[Continuing coverage of the 2009 Singularity Summit.]
And now, the big man himself. The M.C. introduces Ray Kurzweil with effusive praise, saying he’s the reason we’re all here. There’s certainly some truth to that: Kurzweil’s pop-sci books, culminating with The Singularity is Near, have done much to stir up interest in this strain of futurism. He walks out to great applause. A few people try to start a standing ovation; it doesn’t take.
Kurzweil says he’s not giving a formal talk, but just responding to the day’s other speakers. He starts off by saying that he doesn’t think quantum computing is necessary to achieve Turing Test-level A.I. And he says he doesn’t think quantum phenomena are involved in brain processes. But might quantum phenomena be necessary for consciousness, he asks? (That’s quite odd: How could they be involved in consciousness but not in brain processes?) He gives a rambling answer — I wish Chalmers, a more lucid thinker and speaker, had tackled this one.

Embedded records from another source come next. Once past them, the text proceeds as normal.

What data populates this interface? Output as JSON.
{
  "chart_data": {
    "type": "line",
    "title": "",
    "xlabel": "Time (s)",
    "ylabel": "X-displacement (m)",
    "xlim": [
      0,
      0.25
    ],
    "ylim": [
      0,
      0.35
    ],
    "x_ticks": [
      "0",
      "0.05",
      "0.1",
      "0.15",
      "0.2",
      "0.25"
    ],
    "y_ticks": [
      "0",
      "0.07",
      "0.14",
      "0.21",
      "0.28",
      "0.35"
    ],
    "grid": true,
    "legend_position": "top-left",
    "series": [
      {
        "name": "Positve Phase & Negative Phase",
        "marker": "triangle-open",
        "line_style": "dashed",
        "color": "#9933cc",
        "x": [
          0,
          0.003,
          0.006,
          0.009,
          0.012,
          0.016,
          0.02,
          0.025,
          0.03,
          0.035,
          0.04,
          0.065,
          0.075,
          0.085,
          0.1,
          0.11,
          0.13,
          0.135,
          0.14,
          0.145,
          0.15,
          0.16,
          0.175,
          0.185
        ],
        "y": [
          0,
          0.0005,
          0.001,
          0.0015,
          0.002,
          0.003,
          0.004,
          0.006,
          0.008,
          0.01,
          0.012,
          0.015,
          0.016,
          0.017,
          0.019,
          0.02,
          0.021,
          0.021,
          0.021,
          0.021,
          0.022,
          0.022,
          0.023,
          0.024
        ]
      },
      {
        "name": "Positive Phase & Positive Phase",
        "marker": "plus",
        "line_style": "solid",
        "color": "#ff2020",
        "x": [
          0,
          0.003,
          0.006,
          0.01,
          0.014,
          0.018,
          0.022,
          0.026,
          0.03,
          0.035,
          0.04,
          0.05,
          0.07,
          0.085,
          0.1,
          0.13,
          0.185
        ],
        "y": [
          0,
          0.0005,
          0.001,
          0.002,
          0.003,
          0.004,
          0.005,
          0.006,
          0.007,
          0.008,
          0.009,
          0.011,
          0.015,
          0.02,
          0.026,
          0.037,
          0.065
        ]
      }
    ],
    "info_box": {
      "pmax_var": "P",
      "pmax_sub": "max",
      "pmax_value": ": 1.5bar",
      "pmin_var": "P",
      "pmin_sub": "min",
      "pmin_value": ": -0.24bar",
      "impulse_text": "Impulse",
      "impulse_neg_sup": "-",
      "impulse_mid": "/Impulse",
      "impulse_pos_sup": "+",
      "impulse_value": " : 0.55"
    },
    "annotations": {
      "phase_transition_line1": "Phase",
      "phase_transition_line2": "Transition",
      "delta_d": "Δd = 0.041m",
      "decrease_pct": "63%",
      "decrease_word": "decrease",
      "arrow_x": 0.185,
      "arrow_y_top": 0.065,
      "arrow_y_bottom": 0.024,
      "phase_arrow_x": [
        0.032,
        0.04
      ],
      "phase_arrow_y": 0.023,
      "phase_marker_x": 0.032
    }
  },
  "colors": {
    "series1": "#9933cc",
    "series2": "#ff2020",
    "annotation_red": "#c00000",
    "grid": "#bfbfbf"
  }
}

The rest of his talk is unfocused; he rambles more and more as he goes along. He is just riffing on different things he thought of during the day while listening to the other speakers, but none of it is really new or noteworthy. A lot of it is right out of his book, even down to the phrasing of some of his favorite lines. Many familiar retreads: the massive redundancy of DNA and the brain and its recursive fractal nature; why John Searle is a dummy; the linear versus exponential mindset; the idea that replacing our brain with mechanical parts is no big deal because our brain is already changing and replacing itself all of the time. Kurzweil, being the last and most revered speaker, runs twenty minutes over — he’s the only speaker to exceed his time slot in what has otherwise been a very tightly-scheduled day.